The President and his advocates in Congress argue that raising taxes on all taxpayers would damage the economy but that raising taxes on only “high-income” households is supposedly not economically destructive. This line of reasoning is simply mistaken.

(House Speaker John Boehner (R–OH), perhaps still cognizant of the economic ramifications of raising taxes on anyone in the current economy, has now opened the door to at least raising tax rates on households earning $1 million or more per year.)

Higher tax rates on investment and ordinary income, at either the Speaker’s rates or the President’s, would undermine long-term economic growth.

A study by The Heritage Foundation’s Center for Data Analysis indicates that the President’s plan to raise tax rates on “high-income earners” would reduce total economic output in the economy by an average $196 billion per year. The slowdown in the economy would lower gross private-sector investment by $126 billion (4.1 percent) per year, shrink the real capital stock in the U.S. economy by an average $229 billion (1.2 percent) per year, and lead to 1.1 million fewer private-sector jobs.
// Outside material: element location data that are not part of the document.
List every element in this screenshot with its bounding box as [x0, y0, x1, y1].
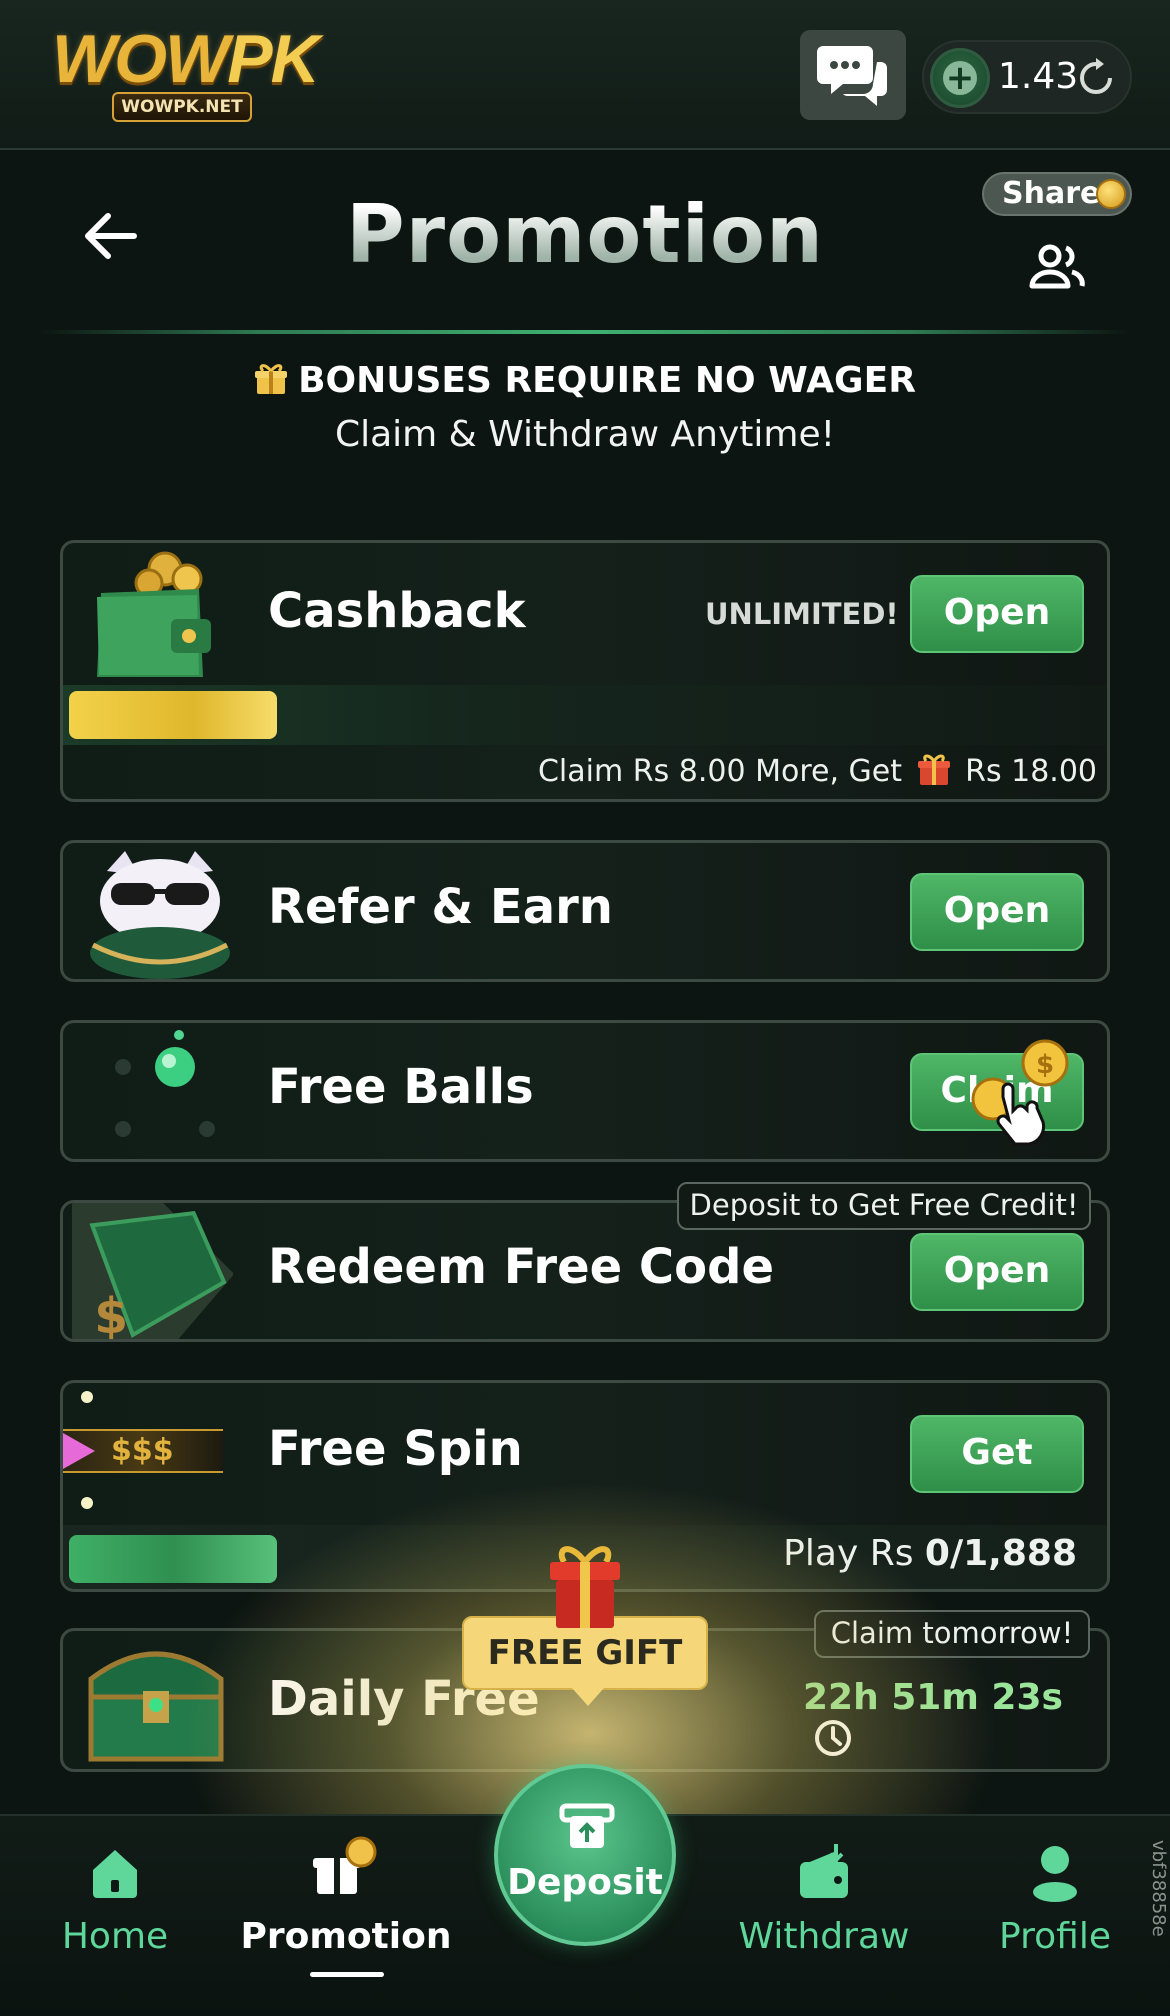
cashback-title: Cashback — [268, 583, 526, 639]
svg-text:$: $ — [1036, 1050, 1054, 1080]
gift-icon — [255, 364, 288, 394]
top-bar: WOWPK WOWPK.NET + 1.43 — [0, 0, 1170, 150]
users-icon — [1029, 244, 1085, 289]
wallet-icon — [97, 551, 211, 677]
nav-promotion[interactable]: Promotion — [235, 1816, 457, 2016]
version-code: vbf38858e — [1148, 1840, 1169, 1937]
deposit-icon — [559, 1803, 615, 1848]
unlimited-badge: UNLIMITED! — [705, 597, 899, 631]
add-funds-icon[interactable]: + — [930, 48, 990, 108]
gift-icon — [917, 754, 950, 785]
deposit-label: Deposit — [507, 1862, 663, 1903]
ticket-icon: $ — [71, 1203, 233, 1342]
claim-tomorrow-tag: Claim tomorrow! — [814, 1610, 1090, 1658]
share-button[interactable]: Share — [982, 172, 1132, 292]
chat-bubbles-icon — [817, 46, 887, 106]
balance-amount: 1.43 — [998, 56, 1079, 97]
red-gift-box-icon[interactable] — [542, 1540, 628, 1630]
daily-free-timer-text: 22h 51m 23s — [803, 1677, 1063, 1718]
treasure-chest-icon — [88, 1651, 224, 1762]
lucky-cat-icon — [90, 851, 230, 979]
slot-reel-icon: $$$ — [63, 1383, 233, 1523]
header-divider — [40, 330, 1130, 334]
wowpk-logo[interactable]: WOWPK WOWPK.NET — [52, 20, 320, 130]
cashback-open-button[interactable]: Open — [910, 575, 1084, 653]
refer-earn-card[interactable]: Refer & Earn Open — [60, 840, 1110, 982]
cashback-claim-text: Claim Rs 8.00 More, Get Rs 18.00 — [538, 751, 1097, 789]
clock-icon — [815, 1720, 851, 1756]
nav-promotion-label: Promotion — [240, 1916, 452, 1957]
refer-earn-open-button[interactable]: Open — [910, 873, 1084, 951]
nav-profile-label: Profile — [999, 1916, 1111, 1957]
page-header: Promotion Share — [0, 152, 1170, 340]
nav-profile[interactable]: Profile — [980, 1816, 1130, 2016]
bonus-banner-title: BONUSES REQUIRE NO WAGER — [0, 360, 1170, 401]
daily-free-timer: 22h 51m 23s — [803, 1677, 1107, 1759]
profile-icon — [1033, 1846, 1077, 1902]
free-spin-progress-fill — [69, 1535, 277, 1583]
redeem-code-open-button[interactable]: Open — [910, 1233, 1084, 1311]
refer-earn-title: Refer & Earn — [268, 879, 613, 935]
cashback-progress-track — [63, 685, 1107, 745]
svg-text:$: $ — [94, 1289, 128, 1342]
nav-withdraw[interactable]: Withdraw — [730, 1816, 918, 2016]
free-spin-title: Free Spin — [268, 1421, 523, 1477]
chat-button[interactable] — [800, 30, 906, 120]
cashback-claim-prefix: Claim Rs 8.00 More, Get — [537, 754, 902, 789]
wallet-withdraw-icon — [800, 1844, 848, 1898]
redeem-code-title: Redeem Free Code — [268, 1239, 775, 1295]
cashback-card[interactable]: Cashback UNLIMITED! Open Claim Rs 8.00 M… — [60, 540, 1110, 802]
bonus-banner-subtitle: Claim & Withdraw Anytime! — [334, 414, 836, 455]
free-balls-card[interactable]: Free Balls Claim $ — [60, 1020, 1110, 1162]
free-spin-play-value: 0/1,888 — [924, 1533, 1077, 1574]
free-balls-title: Free Balls — [268, 1059, 534, 1115]
share-label: Share — [1002, 176, 1101, 211]
balance-pill[interactable]: + 1.43 — [922, 40, 1132, 114]
tap-hand-icon: $ — [971, 1039, 1069, 1146]
deposit-button[interactable]: Deposit — [494, 1764, 676, 1946]
coin-icon — [1096, 179, 1126, 209]
nav-home[interactable]: Home — [30, 1816, 200, 2016]
cashback-claim-amount: Rs 18.00 — [965, 754, 1097, 789]
logo-text-accent: PK — [227, 21, 319, 97]
bonus-title-text: BONUSES REQUIRE NO WAGER — [298, 360, 916, 401]
balls-icon — [115, 1030, 215, 1137]
deposit-free-credit-tag: Deposit to Get Free Credit! — [677, 1182, 1091, 1230]
refresh-icon[interactable] — [1078, 58, 1114, 107]
home-icon — [93, 1850, 137, 1898]
nav-home-label: Home — [61, 1916, 169, 1957]
logo-subtitle: WOWPK.NET — [112, 92, 252, 122]
gift-icon — [313, 1836, 377, 1894]
free-spin-play-text: Play Rs 0/1,888 — [783, 1533, 1077, 1574]
nav-withdraw-label: Withdraw — [738, 1916, 910, 1957]
active-nav-indicator — [310, 1972, 384, 1977]
slot-reel-text: $$$ — [111, 1433, 174, 1468]
logo-text-main: WOW — [52, 21, 229, 97]
free-spin-play-prefix: Play Rs — [783, 1533, 914, 1574]
free-spin-get-button[interactable]: Get — [910, 1415, 1084, 1493]
cashback-progress-fill — [69, 691, 277, 739]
When accounting for the reduced economic output and smaller personal and corporate income tax bases, the study shows that the President’s tax plan would generate about $680 billion in federal tax revenue over 10 years. This is significantly less than the $1.6 trillion assumed by the President, and it falls short principally because the President assumes that his tax plan would have no effect on the economy.

The offer by the President and his allies avoids the real fiscal problem: high levels of spending driven ever higher by broken federal programs. We cannot solve the long-run fiscal imbalance with tax increases, especially when tax rate increases would leave theU.S.economy weaker and federal revenues lower than assumed under static forecasts.

The best path forward is to achieve fiscal balance by implementing pro-growth, revenue-neutral, fundamental reform to theU.S.tax code and by setting federal discretionary and mandatory spending on a significantly slower trajectory. Remember, we reached the fiscal cliff through spending excesses, and the first step back from the edge is implementing spending reforms.